The House Armed Services Committee approved its fiscal 2020 defense authorization bill early Thursday morning and advanced it for floor consideration, CQ reported.
The Democrat-crafted bill, completed in an unusually contentious 21-hour markup, authorizes $733 billion in defense spending, which is $17 billion less than the administration’s $750 billion request. Several Republicans on the panel supported the administration’s higher topline.
The measure advanced on a largely party-line vote 33-24 with Ranking Member Mac Thornberry (R-Texas) and most of the panel’s Republicans opposing the usually bipartisan NDAA legislation.
Overall, the bill reflects a 2% increase over fiscal 2019 spending, authorizing a $622.1 billion base budget and $68.1 billion for uncapped Overseas Contingency Operations accounts.
The bill would block using DOD funds for southern border barrier construction as President Donald Trump authorized in his emergency declaration in February.
Thornberry had offered an amendment to increase topline defense spending to $750 billion, but it was rejected.
After the vote, Thornberry criticized the bill’s lower funding level, according to The Hill.

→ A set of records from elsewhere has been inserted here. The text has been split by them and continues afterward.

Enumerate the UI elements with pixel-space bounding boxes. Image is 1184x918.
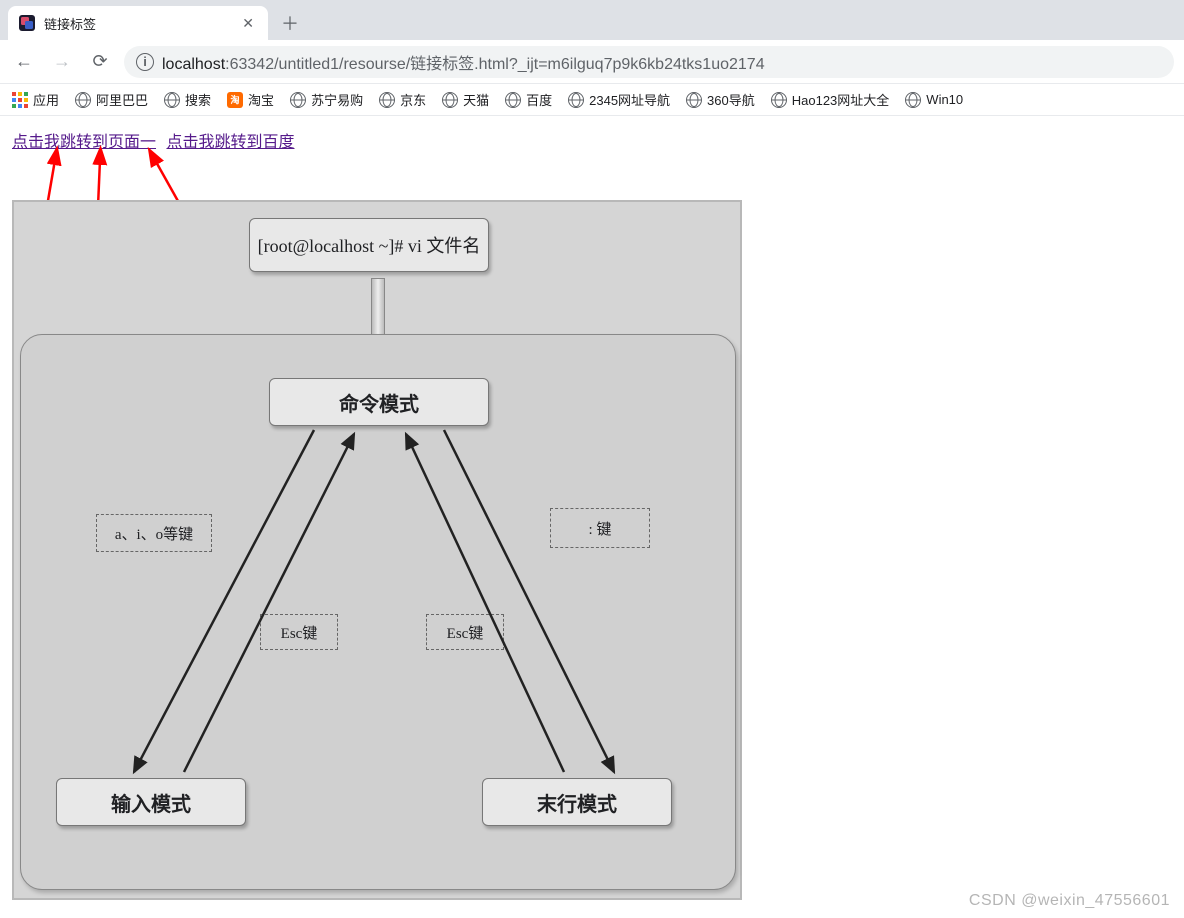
diagram-node-lastlinemode: 末行模式 (482, 778, 672, 826)
taobao-icon: 淘 (227, 92, 243, 108)
globe-icon (771, 92, 787, 108)
address-bar[interactable]: i localhost:63342/untitled1/resourse/链接标… (124, 46, 1174, 78)
bookmark-2345[interactable]: 2345网址导航 (568, 90, 670, 109)
link-page1[interactable]: 点击我跳转到页面一 (12, 134, 156, 151)
url-text: localhost:63342/untitled1/resourse/链接标签.… (162, 50, 765, 74)
globe-icon (379, 92, 395, 108)
browser-chrome: 链接标签 ✕ ＋ ← → ⟳ i localhost:63342/untitle… (0, 0, 1184, 116)
bookmark-jd[interactable]: 京东 (379, 90, 426, 109)
reload-button[interactable]: ⟳ (86, 48, 114, 76)
bookmark-search[interactable]: 搜索 (164, 90, 211, 109)
bookmark-hao123[interactable]: Hao123网址大全 (771, 90, 890, 109)
bookmark-suning[interactable]: 苏宁易购 (290, 90, 363, 109)
forward-button[interactable]: → (48, 48, 76, 76)
back-button[interactable]: ← (10, 48, 38, 76)
apps-icon (12, 92, 28, 108)
globe-icon (686, 92, 702, 108)
site-info-icon[interactable]: i (136, 53, 154, 71)
bookmarks-bar: 应用 阿里巴巴 搜索 淘淘宝 苏宁易购 京东 天猫 百度 2345网址导航 36… (0, 84, 1184, 116)
bookmark-alibaba[interactable]: 阿里巴巴 (75, 90, 148, 109)
browser-tab[interactable]: 链接标签 ✕ (8, 6, 268, 40)
apps-button[interactable]: 应用 (12, 90, 59, 109)
diagram-node-command: [root@localhost ~]# vi 文件名 (249, 218, 489, 272)
vi-mode-diagram: [root@localhost ~]# vi 文件名 命令模式 输入模式 末行模… (12, 200, 742, 900)
globe-icon (505, 92, 521, 108)
tab-title: 链接标签 (44, 14, 238, 33)
tab-favicon (18, 14, 36, 32)
bookmark-360[interactable]: 360导航 (686, 90, 755, 109)
new-tab-button[interactable]: ＋ (276, 9, 304, 37)
watermark: CSDN @weixin_47556601 (969, 892, 1170, 910)
globe-icon (568, 92, 584, 108)
bookmark-taobao[interactable]: 淘淘宝 (227, 90, 274, 109)
bookmark-baidu[interactable]: 百度 (505, 90, 552, 109)
link-baidu[interactable]: 点击我跳转到百度 (166, 134, 294, 151)
globe-icon (905, 92, 921, 108)
globe-icon (290, 92, 306, 108)
diagram-label-colon: : 键 (550, 508, 650, 548)
bookmark-win10[interactable]: Win10 (905, 92, 963, 108)
diagram-node-inputmode: 输入模式 (56, 778, 246, 826)
page-content: 点击我跳转到页面一 点击我跳转到百度 [root@localhost ~]# v… (0, 116, 1184, 912)
diagram-label-esc1: Esc键 (260, 614, 338, 650)
globe-icon (164, 92, 180, 108)
tab-bar: 链接标签 ✕ ＋ (0, 0, 1184, 40)
diagram-node-cmdmode: 命令模式 (269, 378, 489, 426)
links-row: 点击我跳转到页面一 点击我跳转到百度 (12, 128, 1172, 152)
tab-close-icon[interactable]: ✕ (238, 15, 258, 32)
globe-icon (75, 92, 91, 108)
globe-icon (442, 92, 458, 108)
diagram-label-aio: a、i、o等键 (96, 514, 212, 552)
diagram-label-esc2: Esc键 (426, 614, 504, 650)
bookmark-tmall[interactable]: 天猫 (442, 90, 489, 109)
address-row: ← → ⟳ i localhost:63342/untitled1/resour… (0, 40, 1184, 84)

“Everything in here is [the] core responsibility of this committee,” Thornberry said. “For us to authorize an amount less than the administration requested, less than the consistent testimony we have received, less than the Senate Armed Services Committee puts us at a disadvantage.”
Chairman Adam Smith (D-Wash.) and other Democrats have defended the lower funding level, arguing the Pentagon originally planned to request $733 billion late last year prior to the administration’s higher spending request.
“It’s worth noting that $733 billion, by about $17 billion, is the largest defense budget ever,” Smith said. “$733 billion is not a small amount of money.”
The bill also includes a four-year pilot program that would require the service academies to follow the recommendation of an independent prosecutor in handling sexual assault cases.